Seq2seq for Automatic Paraphasia Detection in Aphasic Speech
This work addresses the time-consuming manual process of paraphasia detection for clinicians assessing aphasia, representing an incremental improvement over prior automated approaches.
The paper tackles automatic detection of paraphasias (speech errors) in aphasic speech by proposing a novel sequence-to-sequence model trained end-to-end for both speech recognition and detection tasks, outperforming previous state-of-the-art methods at word-level and utterance-level.

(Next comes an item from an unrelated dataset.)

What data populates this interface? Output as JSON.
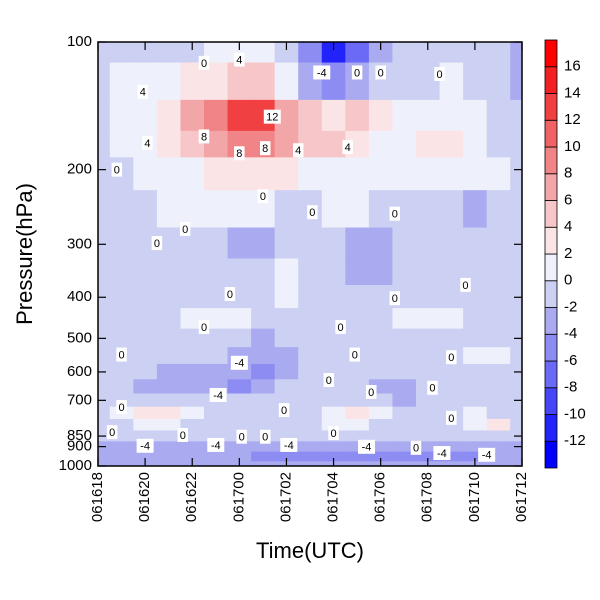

Paraphasias are speech errors that are often characteristic of aphasia and they represent an important signal in assessing disease severity and subtype. Traditionally, clinicians manually identify paraphasias by transcribing and analyzing speech-language samples, which can be a time-consuming and burdensome process. Identifying paraphasias automatically can greatly help clinicians with the transcription process and ultimately facilitate more efficient and consistent aphasia assessment. Previous research has demonstrated the feasibility of automatic paraphasia detection by training an automatic speech recognition (ASR) model to extract transcripts and then training a separate paraphasia detection model on a set of hand-engineered features. In this paper, we propose a novel, sequence-to-sequence (seq2seq) model that is trained end-to-end (E2E) to perform both ASR and paraphasia detection tasks. We show that the proposed model outperforms the previous state-of-the-art approach for both word-level and utterance-level paraphasia detection tasks and provide additional follow-up evaluations to further understand the proposed model behavior.